The issue for the interpreter of law is to determine the meaning of those new words. The first and primary source the interpreter turns to is the ordinary meanings of the words used, or some technical meanings that appear applicable. But, neither ordinary nor technical language is perfectly unambiguous or clear. When the language by itself is inadequate to eliminate all ambiguity and vagueness, one looks to context to try to determine what was intended by the lawmaker or judge.
We consider the purposes they would have had and the range of situations they would have meant their language to apply to given those purposes. In the case of Court precedent, we look at the facts of the case in which the decision was made to see what situation the Court was intending its language to apply to. In the Case of lawmakers, we look to the legislative history (the debate and testimony leading to the legislation) to try to find out what they were trying to accomplish and what sorts of situations they were concerned with affecting. In both cases, we look to the wider context of the law to discern the public policy purposes that are generally endorsed by the law on the assumption that those policies are important to the judge or the lawmaker, or at least should have been. If we err on the side of assuming lawmakers and judges are fulfilling their duties, that is not as bad as erring on the side of assuming they were not acting appropriately.

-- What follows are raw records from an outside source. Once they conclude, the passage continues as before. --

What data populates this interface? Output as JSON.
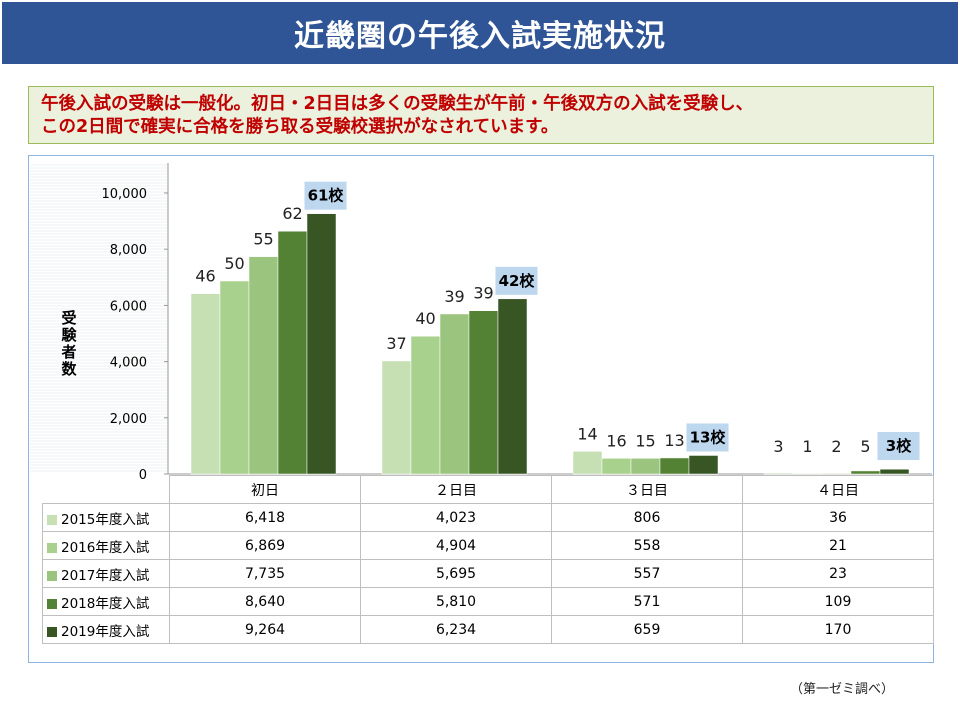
{
  "title": "近畿圏の午後入試実施状況",
  "callout": {
    "line1": "午後入試の受験は一般化。初日・2日目は多くの受験生が午前・午後双方の入試を受験し、",
    "line2": "この2日間で確実に合格を勝ち取る受験校選択がなされています。"
  },
  "source_note": "（第一ゼミ調べ）",
  "chart_data": {
    "type": "bar",
    "ylabel": "受験者数",
    "ylim": [
      0,
      10000
    ],
    "yticks": [
      0,
      2000,
      4000,
      6000,
      8000,
      10000
    ],
    "ytick_labels": [
      "0",
      "2,000",
      "4,000",
      "6,000",
      "8,000",
      "10,000"
    ],
    "categories": [
      "初日",
      "２日目",
      "３日目",
      "４日目"
    ],
    "series": [
      {
        "name": "2015年度入試",
        "color": "#c6e0b4",
        "values": [
          6418,
          4023,
          806,
          36
        ],
        "value_labels": [
          "6,418",
          "4,023",
          "806",
          "36"
        ],
        "school_counts": [
          "46",
          "37",
          "14",
          "3"
        ]
      },
      {
        "name": "2016年度入試",
        "color": "#a9d18e",
        "values": [
          6869,
          4904,
          558,
          21
        ],
        "value_labels": [
          "6,869",
          "4,904",
          "558",
          "21"
        ],
        "school_counts": [
          "50",
          "40",
          "16",
          "1"
        ]
      },
      {
        "name": "2017年度入試",
        "color": "#9bc47e",
        "values": [
          7735,
          5695,
          557,
          23
        ],
        "value_labels": [
          "7,735",
          "5,695",
          "557",
          "23"
        ],
        "school_counts": [
          "55",
          "39",
          "15",
          "2"
        ]
      },
      {
        "name": "2018年度入試",
        "color": "#548235",
        "values": [
          8640,
          5810,
          571,
          109
        ],
        "value_labels": [
          "8,640",
          "5,810",
          "571",
          "109"
        ],
        "school_counts": [
          "62",
          "39",
          "13",
          "5"
        ]
      },
      {
        "name": "2019年度入試",
        "color": "#375623",
        "values": [
          9264,
          6234,
          659,
          170
        ],
        "value_labels": [
          "9,264",
          "6,234",
          "659",
          "170"
        ],
        "school_counts": [
          "61校",
          "42校",
          "13校",
          "3校"
        ]
      }
    ]
  },
  "colors": {
    "title_bg": "#2f5597",
    "callout_text": "#c00000",
    "highlight_box": "#bdd7ee"
  }
}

In my jurisdiction, we also have a statute that requires that we assume that the intent of any statute was to have a reasonable result.

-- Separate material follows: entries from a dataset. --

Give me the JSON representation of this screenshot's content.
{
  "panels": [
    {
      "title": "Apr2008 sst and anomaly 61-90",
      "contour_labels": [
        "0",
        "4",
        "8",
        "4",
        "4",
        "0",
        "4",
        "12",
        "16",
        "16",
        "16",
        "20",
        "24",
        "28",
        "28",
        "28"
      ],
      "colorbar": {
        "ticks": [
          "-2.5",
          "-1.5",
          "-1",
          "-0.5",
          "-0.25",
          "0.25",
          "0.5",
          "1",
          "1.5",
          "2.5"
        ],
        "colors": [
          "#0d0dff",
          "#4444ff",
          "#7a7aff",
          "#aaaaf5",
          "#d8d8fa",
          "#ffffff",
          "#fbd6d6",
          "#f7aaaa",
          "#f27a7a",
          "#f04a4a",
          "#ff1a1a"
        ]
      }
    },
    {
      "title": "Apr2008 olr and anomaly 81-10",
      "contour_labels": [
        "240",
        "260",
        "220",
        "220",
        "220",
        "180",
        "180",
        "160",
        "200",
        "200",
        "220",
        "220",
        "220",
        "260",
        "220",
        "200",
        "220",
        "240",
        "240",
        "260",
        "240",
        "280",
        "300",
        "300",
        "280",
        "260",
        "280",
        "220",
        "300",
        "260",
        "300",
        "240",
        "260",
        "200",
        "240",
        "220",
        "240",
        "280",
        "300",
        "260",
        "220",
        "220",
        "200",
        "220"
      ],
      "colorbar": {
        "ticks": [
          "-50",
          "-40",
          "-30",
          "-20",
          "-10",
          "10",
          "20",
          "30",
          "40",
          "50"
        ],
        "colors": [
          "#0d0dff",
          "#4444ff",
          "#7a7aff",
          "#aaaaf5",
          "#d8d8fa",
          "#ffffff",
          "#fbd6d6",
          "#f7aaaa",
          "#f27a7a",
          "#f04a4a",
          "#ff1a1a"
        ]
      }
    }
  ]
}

The evidence regarding what public policy is often ambiguous. That ambiguity leaves questions as to how to interpret ambiguous language of the law. That brings us to my proposal. By identifying the ultimate purpose of the law within the nation, that will clarify some of the ambiguity as to what the public policies are, which will then help to eliminate some of the ambiguity in the language of statutes, regulations, and case precedents.

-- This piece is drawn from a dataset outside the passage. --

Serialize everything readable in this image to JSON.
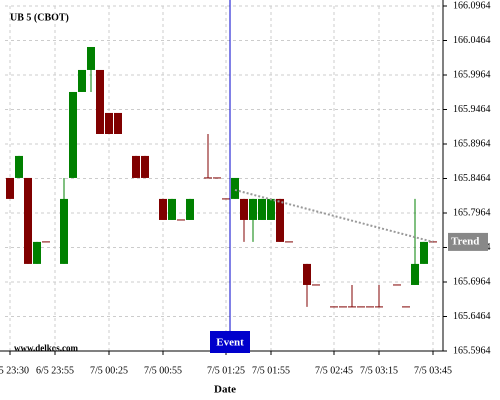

Sometimes the legislation is ambiguous because certain legislators will only support the legislation if the issue is left to the courts to decide. So, sometimes, these ambiguities are intentional. When a court has a case, it must decide the case. What is the court supposed to do?
And this is only an instance of the problem of finding the “intent” of the legislature. What if the different legislators had different reasons for supporting the legislation and as a consequence had different notions of how the legislation should be interpreted? The only thing the legislators have to agree on is the language of the legislation. What is a court supposed to do if there is no shared intention? The court still has to decide the case before it.
The Court must turn to public policies to determine what the legislation should mean. It can do that better if public policy is made clearer by the constitutional amendment I have proposed.
I am currently listening to some recorded lectures covering Philosophy of Law and the current topic is Dworkin’s theory of legal interpretation which, is described as requiring that interpretation is guided by the pursuit of “integrity”. I am jumping ahead of what the lectures have said, but what this suggests to me is that the interpreter is not free to impose his/her own moral framework on the law, but on the other hand, he/she is interpreting the law as a consistent body of law arising from a consistent set of public policies that are ultimately consistent because they arise out of a shared moral foundation emerging from reason and the human situation. As Jefferson put it in the Declaration, Governments are created to serve a specific moral purpose. Law is created by Government in it’s attempt to serve that purpose. All legislation and all legal interpretation must ultimately serve that purpose by fitting in with the project as it has been carried forward to date, but without losing site of the ultimate purpose.